Responsabilité finale du promoteur : comment se répartit la dette avec les constructeurs ?
Bonjour !
Je suis ravie de vous retrouver pour aborder la question de la répartition de la dette entre des constructeurs condamnés envers le maître d’ouvrage, et plus particulièrement de la responsabilité finale du promoteur.
Nous l’avons déjà vu ensemble à plusieurs reprises, et vous le saviez, l’article 1646-1 du Code Civil indique que le vendeur d’un immeuble à construire est tenu, à compter de la réception des travaux, des obligations dont les architectes et entrepreneurs sont eux-mêmes tenus en application des articles 1792, 1792-1, 1792-2 et 1792-3 du code.
Dans le cadre d’une vente après achèvement, c’est l’article 1792-1 du Code Civil qui s’applique, prévoyant qu’est réputé constructeur de toute personne qui vend, après achèvement, un ouvrage qu’elle a construit ou fait construire.
Ainsi, le promoteur est redevable envers ses acquéreurs de la garantie des dommages dont les constructeurs sont eux-mêmes responsables à son égard, à l’exception de la garantie de parfait achèvement, comme vu dans la vidéo de la semaine passée.
3ème Civ, 30 mars 1994, n° 92-17.225
Le promoteur est le cocontractant direct des acquéreurs : il est donc logique que ces derniers puissent diriger leur action fondée sur 1792 à l’encontre du vendeur.
Mais ce dernier doit-il pour autant conserver la charge finale des condamnations ?
De manière générale, le promoteur s’est entouré de professionnels, et en cas de désordres, ce sont eux qui n’ont pas réalisé correctement leur marché.
Les malfaçons sont en pratique le fruit des carences des constructeurs, et non celui d’une faute propre au promoteur.
C’est la raison pour laquelle la Cour de Cassation a décidé depuis longtemps que pour que les Juges puissent laisser à la charge du promoteur une part de responsabilité au titre des désordres, il était nécessaire de caractériser, dans ses rapports avec les locateurs d’ouvrage :
- Soit une faute imputable directement au promoteur
- Soit son acceptation délibérée des risques
3e Civ., 14 novembre 1991, n° 90-10.050
Cette détermination de la responsabilité finale du promoteur a été rappelée dans un récent arrêt de la Cour de Cassation, rendu le 14 décembre 2022.
3e Civ., 14 décembre 2022, n° 21-19.377
En l’espèce, une SCI avait entrepris des travaux de construction du siège régional de la CPAM.
Après réception des travaux, le crédit-bailleur et le crédit-preneur se sont plaints de désordres affectant le câblage du réseau informatique, ne permettant pas à celui-ci d’atteindre le débit contractuellement garanti.

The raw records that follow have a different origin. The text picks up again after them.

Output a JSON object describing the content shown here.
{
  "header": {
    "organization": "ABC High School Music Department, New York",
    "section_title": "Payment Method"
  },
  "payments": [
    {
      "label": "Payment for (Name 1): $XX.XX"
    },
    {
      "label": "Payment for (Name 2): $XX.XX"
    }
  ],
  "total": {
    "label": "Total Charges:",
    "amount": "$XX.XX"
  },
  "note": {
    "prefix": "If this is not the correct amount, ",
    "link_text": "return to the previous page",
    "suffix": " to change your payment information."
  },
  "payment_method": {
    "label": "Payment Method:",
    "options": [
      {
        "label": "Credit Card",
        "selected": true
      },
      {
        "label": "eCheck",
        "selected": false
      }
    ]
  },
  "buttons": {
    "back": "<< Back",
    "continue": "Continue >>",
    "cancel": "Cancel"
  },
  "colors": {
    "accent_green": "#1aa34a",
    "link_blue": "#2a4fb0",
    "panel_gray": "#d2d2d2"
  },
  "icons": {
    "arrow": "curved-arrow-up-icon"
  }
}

Après expertise judiciaire, les juridictions du fond sont saisies d’une demande d’indemnisation, et la Cour d’Appel laisse à la charge du promoteur une part de responsabilité à hauteur de 20 %, ses co-obligés n’étant tenus de garantir la SCI qu’à hauteur de leur part de responsabilité.
Les Juges n’ont ainsi accordé au promoteur qu’un recours contributif partiel contre les constructeurs.
La décision d’appel est cassée par la Haute Juridiction sur ce moyen.
Au visa des articles 1646-1, 1147 et 1382 anciennement, la Cour de Cassation souligne que le vendeur d’immeuble à construire condamné à réparation au titre d’une responsabilité de plein droit ne peut, dans ses recours contre les constructeurs, conserver à sa charge une part de la dette de réparation que si
- une faute
- une immixtion
- ou une prise délibérée du risque est caractérisée à son encontre.
En l’espèce, pour n’accueillir que partiellement le recours de la SCI à l’encontre des constructeurs fautifs et laisser à sa charge 20 % de la dette de réparation, l’arrêt d’appel a retenu que la SCI était responsable d’une non-conformité contractuelle fondamentale, à savoir le non-respect du débit internet prévu.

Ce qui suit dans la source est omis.